Tales on Moon Lane, the fabulous multi award-winning children’s bookshop in South London, is organising its first children’s literature festival this year with an amazing, and very impressive, line-up. Go here to find out about all the details.

As part of the festival, I am utterly chuffed to bits to be welcoming one if its speakers, John Boyne, to Library Mice today. I totally fell in love with “Noah Barleywater Runs Away” a couple of years ago (see my review here), and I am so pleased that John agreed to write about his new book for children, “The Terrible Thing That Happened to Barnaby Brocket”, which is due to be released in early August.

The Origins of
“The Terrible Thing That Happened To Barnaby Brocket”
by John Boyne

                Occasionally I am asked to give talks to groups of young, aspiring writers and there are some obvious pieces of advice that I always offer them: read a lot, write every day, join a writing group, don’t put your work in a drawer – send it somewhere. But THE TERRIBLE THING THAT HAPPENED TO BARNABY BROCKET, my third novel for children (and tenth overall) has presented me with a brand new piece of advice and one that you’ll never hear from another writer.

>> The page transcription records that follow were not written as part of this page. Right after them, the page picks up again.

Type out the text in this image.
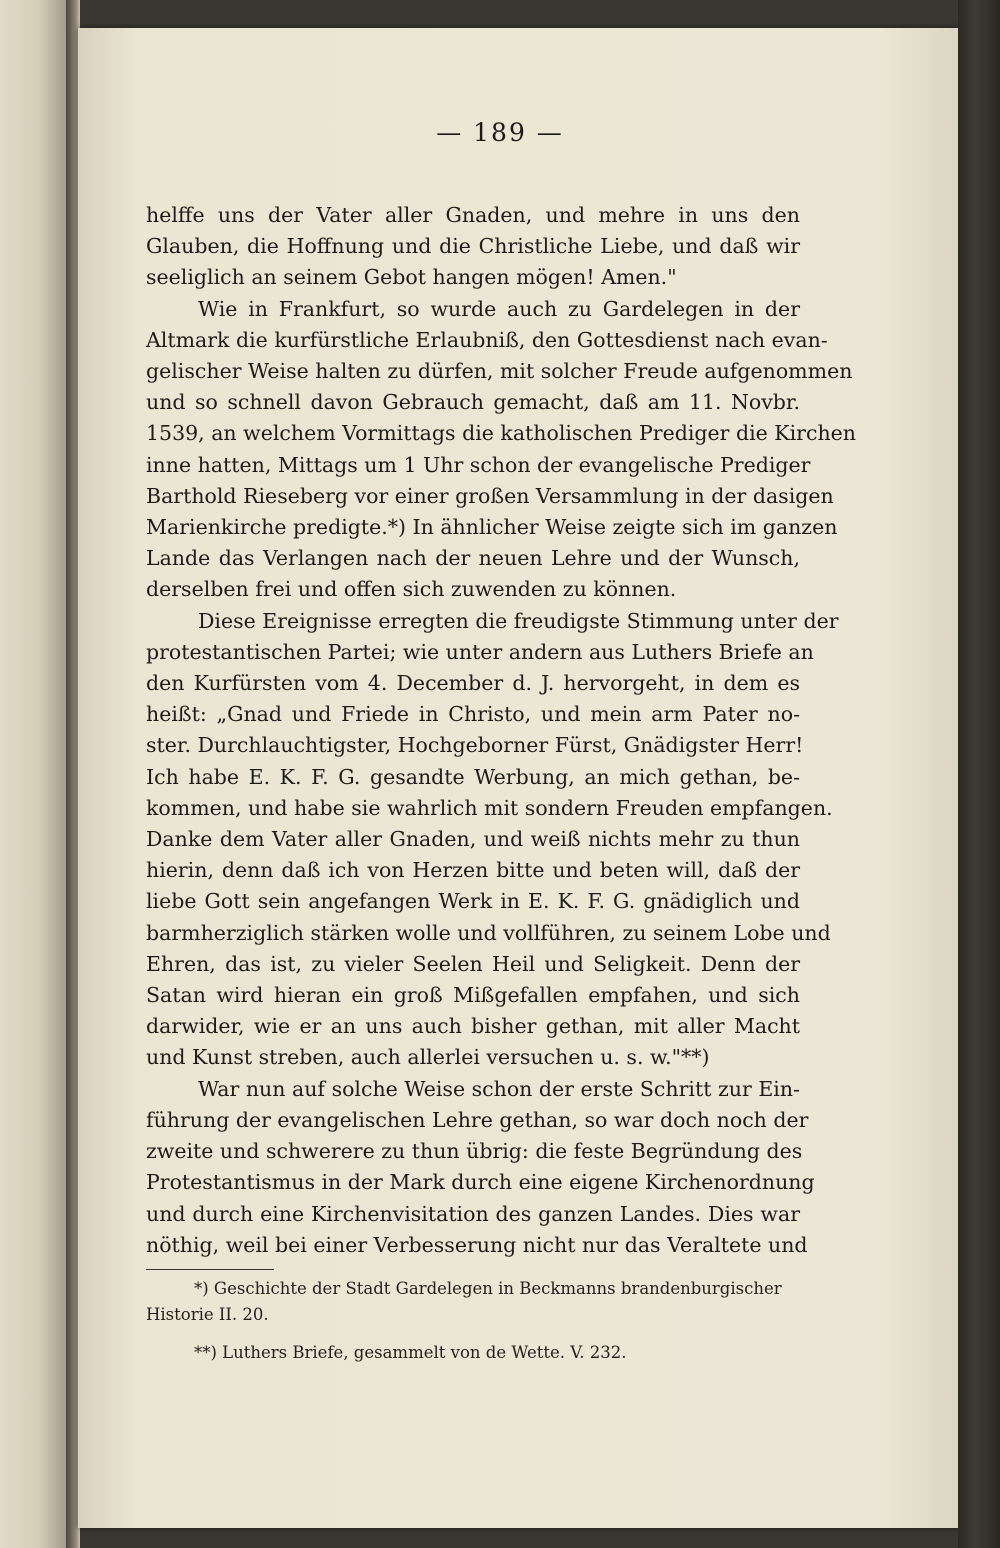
— 189 —
helffe uns der Vater aller Gnaden, und mehre in uns den
Glauben, die Hoffnung und die Christliche Liebe, und daß wir
seeliglich an seinem Gebot hangen mögen! Amen."
Wie in Frankfurt, so wurde auch zu Gardelegen in der
Altmark die kurfürstliche Erlaubniß, den Gottesdienst nach evan-
gelischer Weise halten zu dürfen, mit solcher Freude aufgenommen
und so schnell davon Gebrauch gemacht, daß am 11. Novbr.
1539, an welchem Vormittags die katholischen Prediger die Kirchen
inne hatten, Mittags um 1 Uhr schon der evangelische Prediger
Barthold Rieseberg vor einer großen Versammlung in der dasigen
Marienkirche predigte.*) In ähnlicher Weise zeigte sich im ganzen
Lande das Verlangen nach der neuen Lehre und der Wunsch,
derselben frei und offen sich zuwenden zu können.
Diese Ereignisse erregten die freudigste Stimmung unter der
protestantischen Partei; wie unter andern aus Luthers Briefe an
den Kurfürsten vom 4. December d. J. hervorgeht, in dem es
heißt: „Gnad und Friede in Christo, und mein arm Pater no-
ster. Durchlauchtigster, Hochgeborner Fürst, Gnädigster Herr!
Ich habe E. K. F. G. gesandte Werbung, an mich gethan, be-
kommen, und habe sie wahrlich mit sondern Freuden empfangen.
Danke dem Vater aller Gnaden, und weiß nichts mehr zu thun
hierin, denn daß ich von Herzen bitte und beten will, daß der
liebe Gott sein angefangen Werk in E. K. F. G. gnädiglich und
barmherziglich stärken wolle und vollführen, zu seinem Lobe und
Ehren, das ist, zu vieler Seelen Heil und Seligkeit. Denn der
Satan wird hieran ein groß Mißgefallen empfahen, und sich
darwider, wie er an uns auch bisher gethan, mit aller Macht
und Kunst streben, auch allerlei versuchen u. s. w."**)
War nun auf solche Weise schon der erste Schritt zur Ein-
führung der evangelischen Lehre gethan, so war doch noch der
zweite und schwerere zu thun übrig: die feste Begründung des
Protestantismus in der Mark durch eine eigene Kirchenordnung
und durch eine Kirchenvisitation des ganzen Landes. Dies war
nöthig, weil bei einer Verbesserung nicht nur das Veraltete und
*) Geschichte der Stadt Gardelegen in Beckmanns brandenburgischer
Historie II. 20.
**) Luthers Briefe, gesammelt von de Wette. V. 232.
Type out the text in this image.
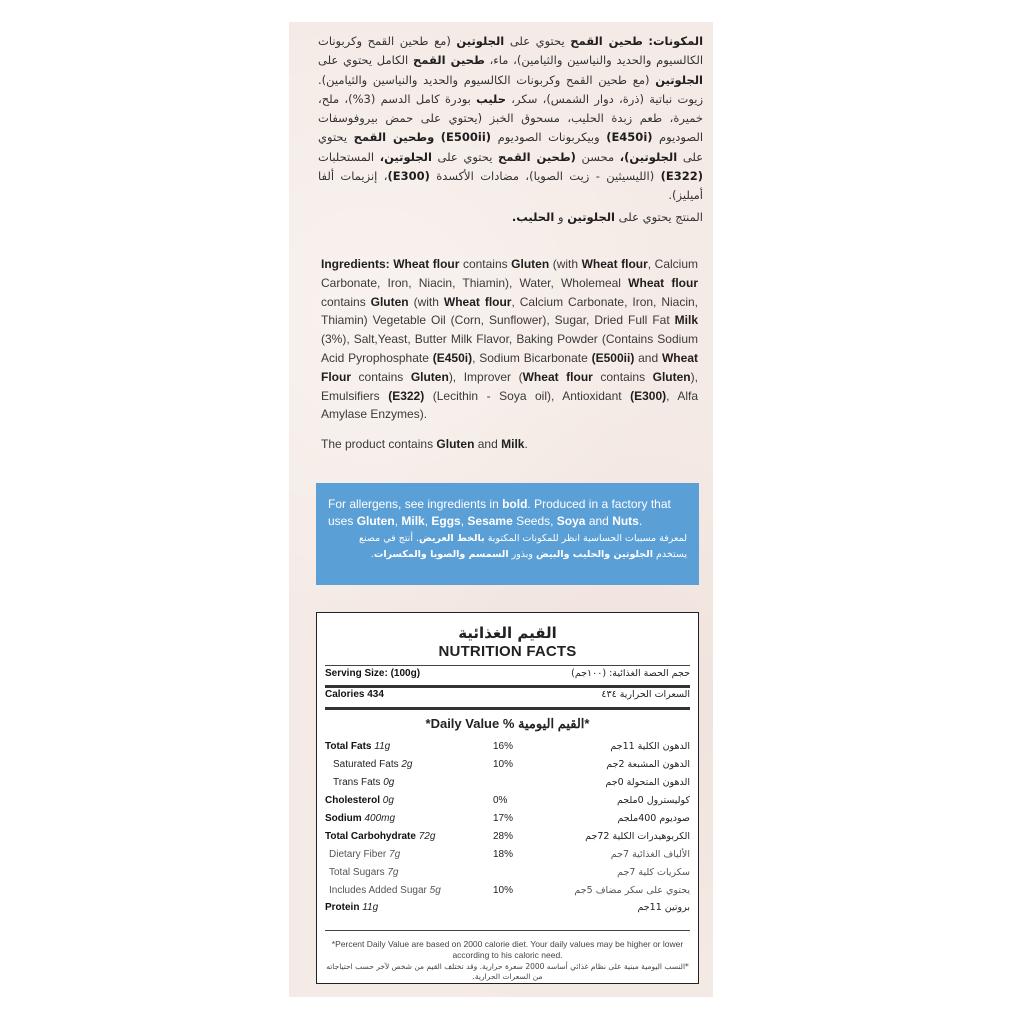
المكونات: طحين القمح يحتوي على الجلوتين (مع طحين القمح وكربونات الكالسيوم والحديد والنياسين والثيامين)، ماء، طحين القمح الكامل يحتوي على الجلوتين (مع طحين القمح وكربونات الكالسيوم والحديد والنياسين والثيامين). زيوت نباتية (ذرة، دوار الشمس)، سكر، حليب بودرة كامل الدسم (3%)، ملح، خميرة، طعم زبدة الحليب، مسحوق الخبز (يحتوي على حمض بيروفوسفات الصوديوم (E450i) وبيكربونات الصوديوم (E500ii) وطحين القمح يحتوي على الجلوتين)، محسن (طحين القمح يحتوي على الجلوتين، المستحلبات (E322) (الليسيثين - زيت الصويا)، مضادات الأكسدة (E300)، إنزيمات ألفا أميليز).

المنتج يحتوي على الجلوتين و الحليب.

Ingredients: Wheat flour contains Gluten (with Wheat flour, Calcium Carbonate, Iron, Niacin, Thiamin), Water, Wholemeal Wheat flour contains Gluten (with Wheat flour, Calcium Carbonate, Iron, Niacin, Thiamin) Vegetable Oil (Corn, Sunflower), Sugar, Dried Full Fat Milk (3%), Salt,Yeast, Butter Milk Flavor, Baking Powder (Contains Sodium Acid Pyrophosphate (E450i), Sodium Bicarbonate (E500ii) and Wheat Flour contains Gluten), Improver (Wheat flour contains Gluten), Emulsifiers (E322) (Lecithin - Soya oil), Antioxidant (E300), Alfa Amylase Enzymes).

The product contains Gluten and Milk.

For allergens, see ingredients in bold. Produced in a factory that uses Gluten, Milk, Eggs, Sesame Seeds, Soya and Nuts.
لمعرفة مسببات الحساسية انظر للمكونات المكتوبة بالخط العريض. أنتج في مصنع يستخدم الجلوتين والحليب والبيض وبذور السمسم والصويا والمكسرات.
القيم الغذائية
NUTRITION FACTS
Serving Size: (100g)	حجم الحصة الغذائية: (١٠٠جم)
Calories 434	السعرات الحرارية ٤٣٤
*Daily Value % القيم اليومية*
Total Fats 11g	16%	الدهون الكلية 11جم
Saturated Fats 2g	10%	الدهون المشبعة 2جم
Trans Fats 0g	الدهون المتحولة 0جم
Cholesterol 0g	0%	كوليسترول 0ملجم
Sodium 400mg	17%	صوديوم 400ملجم
Total Carbohydrate 72g	28%	الكربوهيدرات الكلية 72جم
Dietary Fiber 7g	18%	الألياف الغذائية 7جم
Total Sugars 7g	سكريات كلية 7جم
Includes Added Sugar 5g	10%	يحتوي على سكر مضاف 5جم
Protein 11g	بروتين 11جم
*Percent Daily Value are based on 2000 calorie diet. Your daily values may be higher or lower according to his caloric need.
*النسب اليومية مبنية على نظام غذائي أساسه 2000 سعرة حرارية. وقد تختلف القيم من شخص لآخر حسب احتياجاته من السعرات الحرارية.
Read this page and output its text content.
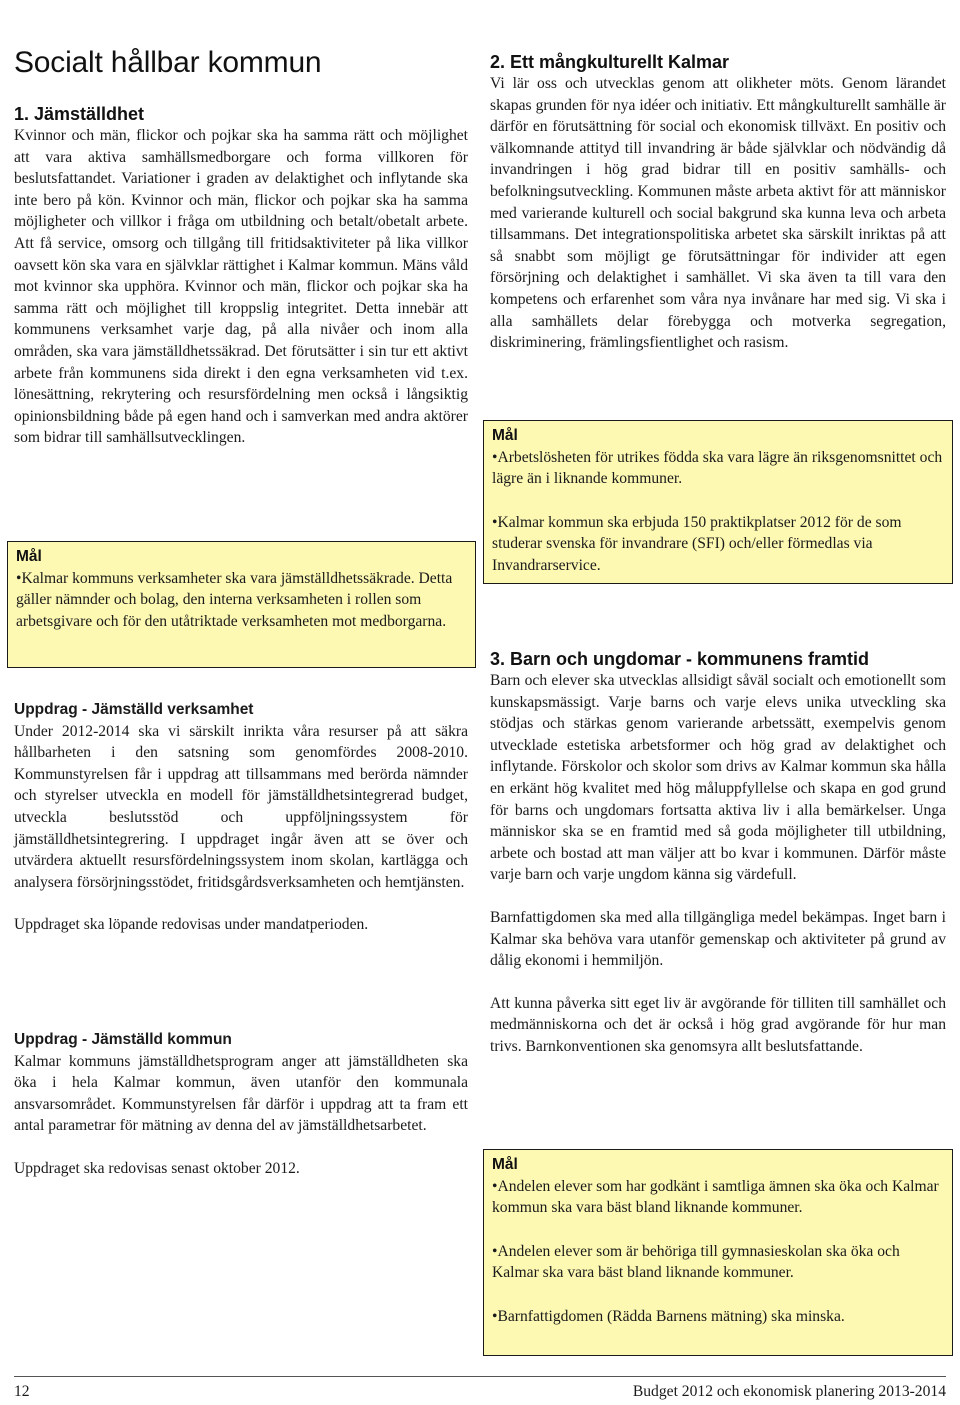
Socialt hållbar kommun
1. Jämställdhet

Kvinnor och män, flickor och pojkar ska ha samma rätt och möjlighet att vara aktiva samhällsmedborgare och forma villkoren för beslutsfattandet. Variationer i graden av delaktighet och inflytande ska inte bero på kön. Kvinnor och män, flickor och pojkar ska ha samma möjligheter och villkor i fråga om utbildning och betalt/obetalt arbete. Att få service, omsorg och tillgång till fritidsaktiviteter på lika villkor oavsett kön ska vara en självklar rättighet i Kalmar kommun. Mäns våld mot kvinnor ska upphöra. Kvinnor och män, flickor och pojkar ska ha samma rätt och möjlighet till kroppslig integritet. Detta innebär att kommunens verksamhet varje dag, på alla nivåer och inom alla områden, ska vara jämställdhetssäkrad. Det förutsätter i sin tur ett aktivt arbete från kommunens sida direkt i den egna verksamheten vid t.ex. lönesättning, rekrytering och resursfördelning men också i långsiktig opinionsbildning både på egen hand och i samverkan med andra aktörer som bidrar till samhällsutvecklingen.

Mål

•Kalmar kommuns verksamheter ska vara jämställdhetssäkrade. Detta gäller nämnder och bolag, den interna verksamheten i rollen som arbetsgivare och för den utåtriktade verksamheten mot medborgarna.

Uppdrag - Jämställd verksamhet

Under 2012-2014 ska vi särskilt inrikta våra resurser på att säkra hållbarheten i den satsning som genomfördes 2008-2010. Kommunstyrelsen får i uppdrag att tillsammans med berörda nämnder och styrelser utveckla en modell för jämställdhetsintegrerad budget, utveckla beslutsstöd och uppföljningssystem för jämställdhetsintegrering. I uppdraget ingår även att se över och utvärdera aktuellt resursfördelningssystem inom skolan, kartlägga och analysera försörjningsstödet, fritidsgårdsverksamheten och hemtjänsten.

Uppdraget ska löpande redovisas under mandatperioden.

Uppdrag - Jämställd kommun

Kalmar kommuns jämställdhetsprogram anger att jämställdheten ska öka i hela Kalmar kommun, även utanför den kommunala ansvarsområdet. Kommunstyrelsen får därför i uppdrag att ta fram ett antal parametrar för mätning av denna del av jämställdhetsarbetet.

Uppdraget ska redovisas senast oktober 2012.

2. Ett mångkulturellt Kalmar

Vi lär oss och utvecklas genom att olikheter möts. Genom lärandet skapas grunden för nya idéer och initiativ. Ett mångkulturellt samhälle är därför en förutsättning för social och ekonomisk tillväxt. En positiv och välkomnande attityd till invandring är både självklar och nödvändig då invandringen i hög grad bidrar till en positiv samhälls- och befolkningsutveckling. Kommunen måste arbeta aktivt för att människor med varierande kulturell och social bakgrund ska kunna leva och arbeta tillsammans. Det integrationspolitiska arbetet ska särskilt inriktas på att så snabbt som möjligt ge förutsättningar för individer att egen försörjning och delaktighet i samhället. Vi ska även ta till vara den kompetens och erfarenhet som våra nya invånare har med sig. Vi ska i alla samhällets delar förebygga och motverka segregation, diskriminering, främlingsfientlighet och rasism.

Mål

•Arbetslösheten för utrikes födda ska vara lägre än riksgenomsnittet och lägre än i liknande kommuner.

•Kalmar kommun ska erbjuda 150 praktikplatser 2012 för de som studerar svenska för invandrare (SFI) och/eller förmedlas via Invandrarservice.

3. Barn och ungdomar - kommunens framtid

Barn och elever ska utvecklas allsidigt såväl socialt och emotionellt som kunskapsmässigt. Varje barns och varje elevs unika utveckling ska stödjas och stärkas genom varierande arbetssätt, exempelvis genom utvecklade estetiska arbetsformer och hög grad av delaktighet och inflytande. Förskolor och skolor som drivs av Kalmar kommun ska hålla en erkänt hög kvalitet med hög måluppfyllelse och skapa en god grund för barns och ungdomars fortsatta aktiva liv i alla bemärkelser. Unga människor ska se en framtid med så goda möjligheter till utbildning, arbete och bostad att man väljer att bo kvar i kommunen. Därför måste varje barn och varje ungdom känna sig värdefull.

Barnfattigdomen ska med alla tillgängliga medel bekämpas. Inget barn i Kalmar ska behöva vara utanför gemenskap och aktiviteter på grund av dålig ekonomi i hemmiljön.

Att kunna påverka sitt eget liv är avgörande för tilliten till samhället och medmänniskorna och det är också i hög grad avgörande för hur man trivs. Barnkonventionen ska genomsyra allt beslutsfattande.

Mål

•Andelen elever som har godkänt i samtliga ämnen ska öka och Kalmar kommun ska vara bäst bland liknande kommuner.

•Andelen elever som är behöriga till gymnasieskolan ska öka och Kalmar ska vara bäst bland liknande kommuner.

•Barnfattigdomen (Rädda Barnens mätning) ska minska.

12	Budget 2012 och ekonomisk planering 2013-2014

                Ideas for novels often come from unexpected places. My first children’s novel, THE BOY IN THE STRIPED PYJAMAS, originated from a simple idea in my head: two small boys, sitting on either side of a fence, talking to each other. My most recent novel for adults, THE ABSOLUTIST, began when I was watching a news report on the BBC about a town in England that was erecting a monument to soldiers who had lost their lives in the First World War but who were conspicuously omitting the names of those young men who had either been shell-shocked in the trenches, deserted and been shot for cowardice or the conscientious objectors in Northern France who had met the same fate.
                My third novel for children, THE TERRIBLE THING THAT HAPPENED TO BARNABY BROCKET, which will be published in the UK in August 2012, owes a great debt to my dog, Zaccy, a three-year-old Cavalier King Charles spaniel, and a small squirrel whose acquaintance I never made.
                I live on the Southside of Dublin, opposite one of the city’s biggest and best parks, Marley Park, and Zaccy and I go across to that park almost every day of the week to walk the 4 km perimeter. In the mornings there are always a lot of squirrels and rabbits to be seen and Zaccy likes nothing more than to chase them. (He never catches any; I’m not sure what he’d do if he did. I think they’d stare him down.)
               The rule in the park is that all dogs must be kept on their leads. And I almost always obey that rule. Of course whenever I disobey it and let Zaccy off his lead, a ranger appears out of nowhere and gives me a dressing down, threatens me with a fine or a lengthy prison sentence, and I’m forced to put the dog back on the lead and get out of there as quick as I can. (I’m not built for prison.) 
               On this particular morning, however, (almost 2 years ago) I was obeying the rule when a squirrel appeared in the path before us and Zaccy leaped in his direction, pulling me forward by the right hand while my left arm flew up in the air behind me. Recovering from this spectacular jump, an idea popped into my head. Wouldn’t it be funny if, as I held my dog’s lead in one hand, I was holding another lead in my other hand but this one would not hold a small animal but a little boy. A floating boy. A boy who didn’t obey the law of gravity and had to be kept on the lead or he would float away.
               But why would a boy float, I asked myself as we continued along. Because he’s different, I decided. Because that’s just the way he was born. And when you’re a child, doesn’t everyone feel different in some way? I know I certainly did.
              And how would people react to that, I wondered.
              The adults, I decided, would hate it. They’d say that he was just looking for attention, or being anti-social. They’d insist that there was something wrong with him if he couldn’t be just like everybody else. But the other children, his friends, his siblings? They’d be fine, I was sure. He floats, they would say; get over it.
              Halfway around Marley Park I stopped short when I had a second idea. If his parents hated the fact that he floated so much – if they hated the fact that he was different – what might they do?
             They might let go of the lead.
             And what would happen then?
He would float off into the universe, of course, making his way around the world – like Phileas Fogg in Around The World in 80 Days – trying desperately to get home again.
              And where was home?
              Not Dublin. Not England. Not America. Sydney, Australia. A city I fell in love with when I first visited it on a book tour in 2007 and have wanted to write about ever since. Barnaby Brocket would be born and grow up in Kirribilli, on the Lower North Shore of Sydney Harbour, and he would float above it all for the first 8 years of his life until one fateful day when a terrible thing would happen to him.

              By the time I left Marley Park, I had the entire story for the novel in my head and spent the rest of the afternoon planning it out. A year later, it was finished. And from such small moments, an entire novel is born. So my new piece of advice to aspiring writers?

             Get a dog.


Thank you so much to John Boyne for taking the time to write this blog post. I cannot wait to meet Barnaby and join him on his adventures.